Abstract

We have previously reported that pituitary vasoactive intestinal peptide (VIP) mediates through autoparacrine mechanisms insulin-like growth factor-I and TRH-stimulated PRL release. In the present study, we have investigated whether VIP might also be implicated in the PRL increase that follows dopamine (DA) withdrawal. The experiments were carried out in defined medium supplemented or not with T3, as in a previous study we had found that PRL release increases under low T3 culture conditions due to mediation by concomittant stimulus of VIP. Anterior pituitary (AP) cells from adult male rats were incubated for 1 h in the presence of DA (10 microM), a VIP-receptor antagonist (VIP-At) (200 nM), or DA plus VIP-At. Then media were removed and the cells were washed with PBS and reincubated under the same conditions but without the addition of DA. In the first incubation, DA inhibited PRL release by 80%, and VIP release by 20% in both T3-free and T3 medium. In the second period of incubation, PRL and VIP release were increased in AP cells previously exposed to DA. These effects were greater when the cells were cultured in T3-free medium than in T3-medium (225% and 150%, respectively for PRL release; and 155 and 135%, respectively for VIP release). PRL response to DA withdrawal was inhibited by the simultaneous presence of VIP-At. This inhibition was again greater when the cells were incubated in medium supplemented with T2. Thus, the stimulus of DA withdrawal was inhibited by 88% in T2-free medium and by 37% in T3-medium.
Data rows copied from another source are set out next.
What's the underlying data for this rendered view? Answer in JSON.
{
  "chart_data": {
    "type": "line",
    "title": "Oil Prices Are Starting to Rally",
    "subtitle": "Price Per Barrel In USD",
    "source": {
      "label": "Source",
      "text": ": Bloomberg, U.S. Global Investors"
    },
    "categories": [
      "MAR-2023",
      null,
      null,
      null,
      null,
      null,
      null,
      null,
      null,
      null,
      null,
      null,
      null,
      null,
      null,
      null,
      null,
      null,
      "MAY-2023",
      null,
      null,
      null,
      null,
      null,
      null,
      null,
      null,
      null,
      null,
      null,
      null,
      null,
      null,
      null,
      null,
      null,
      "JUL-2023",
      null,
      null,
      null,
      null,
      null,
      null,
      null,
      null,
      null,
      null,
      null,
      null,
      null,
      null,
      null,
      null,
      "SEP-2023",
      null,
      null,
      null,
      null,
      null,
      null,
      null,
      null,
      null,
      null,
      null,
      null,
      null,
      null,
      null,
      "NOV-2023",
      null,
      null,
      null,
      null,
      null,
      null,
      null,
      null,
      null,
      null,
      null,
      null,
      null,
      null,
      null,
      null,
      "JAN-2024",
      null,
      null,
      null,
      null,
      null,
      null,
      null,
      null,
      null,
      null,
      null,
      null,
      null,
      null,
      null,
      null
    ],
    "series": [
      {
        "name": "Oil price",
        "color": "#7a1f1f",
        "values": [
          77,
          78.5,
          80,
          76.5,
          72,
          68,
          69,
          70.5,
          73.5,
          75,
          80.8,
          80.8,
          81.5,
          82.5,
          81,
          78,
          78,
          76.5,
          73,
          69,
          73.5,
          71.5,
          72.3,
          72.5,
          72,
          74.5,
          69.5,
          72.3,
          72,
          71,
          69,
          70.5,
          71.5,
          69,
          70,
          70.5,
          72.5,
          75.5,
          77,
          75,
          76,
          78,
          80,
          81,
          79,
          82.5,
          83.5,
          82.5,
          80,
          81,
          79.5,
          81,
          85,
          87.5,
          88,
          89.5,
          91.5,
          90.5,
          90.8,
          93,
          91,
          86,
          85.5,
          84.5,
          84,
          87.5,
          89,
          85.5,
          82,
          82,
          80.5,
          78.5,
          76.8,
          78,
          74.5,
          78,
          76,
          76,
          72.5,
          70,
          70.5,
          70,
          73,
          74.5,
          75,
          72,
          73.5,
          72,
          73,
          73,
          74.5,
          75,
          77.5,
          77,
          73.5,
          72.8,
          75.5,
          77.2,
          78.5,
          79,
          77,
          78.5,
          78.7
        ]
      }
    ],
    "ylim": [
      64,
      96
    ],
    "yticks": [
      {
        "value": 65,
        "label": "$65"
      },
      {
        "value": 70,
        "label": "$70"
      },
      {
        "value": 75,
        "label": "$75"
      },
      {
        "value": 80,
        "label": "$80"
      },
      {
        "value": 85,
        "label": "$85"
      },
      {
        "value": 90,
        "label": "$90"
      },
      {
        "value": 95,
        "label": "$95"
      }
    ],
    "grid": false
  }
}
To investigate whether pituitary VIP messenger RNA (mRNA) expression is under dopaminergic control, AP cells were incubated in the presence or absence of bromocriptine (BC) (10 nM) for 2 and 24 h. After 24 h of incubation, BC decreased mRNA levels of PRL and of the two transcripts which VIP expresses in AP. As with DA, BC also inhibited PRL and VIP release both at 2 and 24 h. These data demonstrate that VIP, at least partially, mediates DA withdrawal-induced PRL release through an autoparacrine action. They also suggest that simultaneous inhibition of pituitary VIP mRNA expression and VIP release may be a necessary mechanism for the dopaminergic inhibition of PRL mRNA expression and PRL release.